Shelf of quilt squares

Shelf of quilt squares

As I drove home, I reflected on the Aids Quilt and the loss represented. For some reason, the loss of my grandmother to cancer nearly 20 years earlier began to resurface. I re-felt that pain in ways I had forgotten and ways I hadn’t given myself previous permission or time to feel. I realized that each panel maker of the AIDS Quilt had used art-making as a way to tell the story of their loved one and the devastation of AIDS but also as a courageous act to heal from their own grief. Over the next few weeks, through many other conversations, events and research that would make this a more lengthy post; the Purses Project was born.
This quilt maker creatively used the actual clothing and hospital bracelet belonging to their loved one lost to AIDS

This quilt maker creatively used the actual clothing and hospital bracelet belonging to their loved one lost to AIDS

The focus of the project is the cancer epidemic among women. The feminine tool, the purse, is transformed into memorial art to honor individual women lost to cancer. The surface of a purse is “altered” with mixed media techniques to tell each woman’s unique story.
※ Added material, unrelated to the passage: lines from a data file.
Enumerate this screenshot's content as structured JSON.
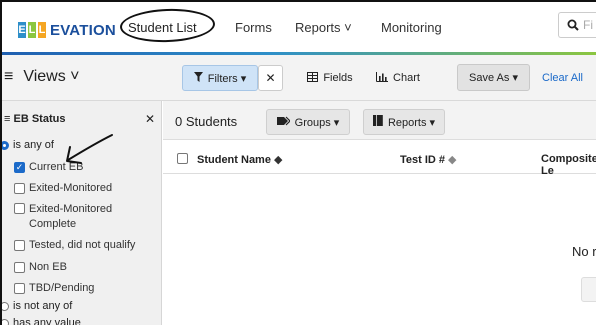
{
  "nav": {
    "logo_letters": [
      "E",
      "L",
      "L"
    ],
    "logo_text": "EVATION",
    "items": [
      {
        "label": "Student List"
      },
      {
        "label": "Forms"
      },
      {
        "label": "Reports ˅"
      },
      {
        "label": "Monitoring"
      }
    ],
    "search_placeholder": "Fi"
  },
  "toolbar": {
    "views_label": "Views ˅",
    "filters_label": "Filters ▾",
    "clear_x": "✕",
    "fields_label": "Fields",
    "chart_label": "Chart",
    "save_as_label": "Save As ▾",
    "clear_all_label": "Clear All"
  },
  "filter_panel": {
    "title": "EB Status",
    "close": "✕",
    "mode_is_any_of": "is any of",
    "options": [
      {
        "label": "Current EB",
        "checked": true
      },
      {
        "label": "Exited-Monitored",
        "checked": false
      },
      {
        "label": "Exited-Monitored Complete",
        "checked": false
      },
      {
        "label": "Tested, did not qualify",
        "checked": false
      },
      {
        "label": "Non EB",
        "checked": false
      },
      {
        "label": "TBD/Pending",
        "checked": false
      }
    ],
    "mode_is_not_any_of": "is not any of",
    "mode_has_any_value": "has any value"
  },
  "main": {
    "student_count": "0 Students",
    "groups_label": "Groups ▾",
    "reports_label": "Reports ▾",
    "columns": [
      {
        "label": "Student Name"
      },
      {
        "label": "Test ID #"
      },
      {
        "label": "Composite Le"
      }
    ],
    "empty_message": "No res"
  },
  "colors": {
    "accent_blue": "#1b6ac9",
    "logo_blue": "#1b4f9c",
    "logo_blocks": [
      "#2e8fc9",
      "#8cc63f",
      "#f5a623"
    ]
  }
}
Like the AIDS Quilt, this project is only possible through community involvement; individuals choosing to make an altered purse for their own female family member or loved one lost to cancer. As community members create purses in honor of their significant woman lost to cancer they will find empowerment and healing for their own grief. The ultimate goal for the project is a gallery exhibit of altered purses which lifts women out of the anonymity of statistics and signifies the ripple effect of each female life. Like the Aids Quilt, the true impact of cancer will be seen with the visual representation of many purses shown in mass number.

This was my most lengthy post to date and I appreciate your wading through the words and listening to my heart. If you have a lost a significant female in your life to cancer, please consider joining The Purses Project by making a purse.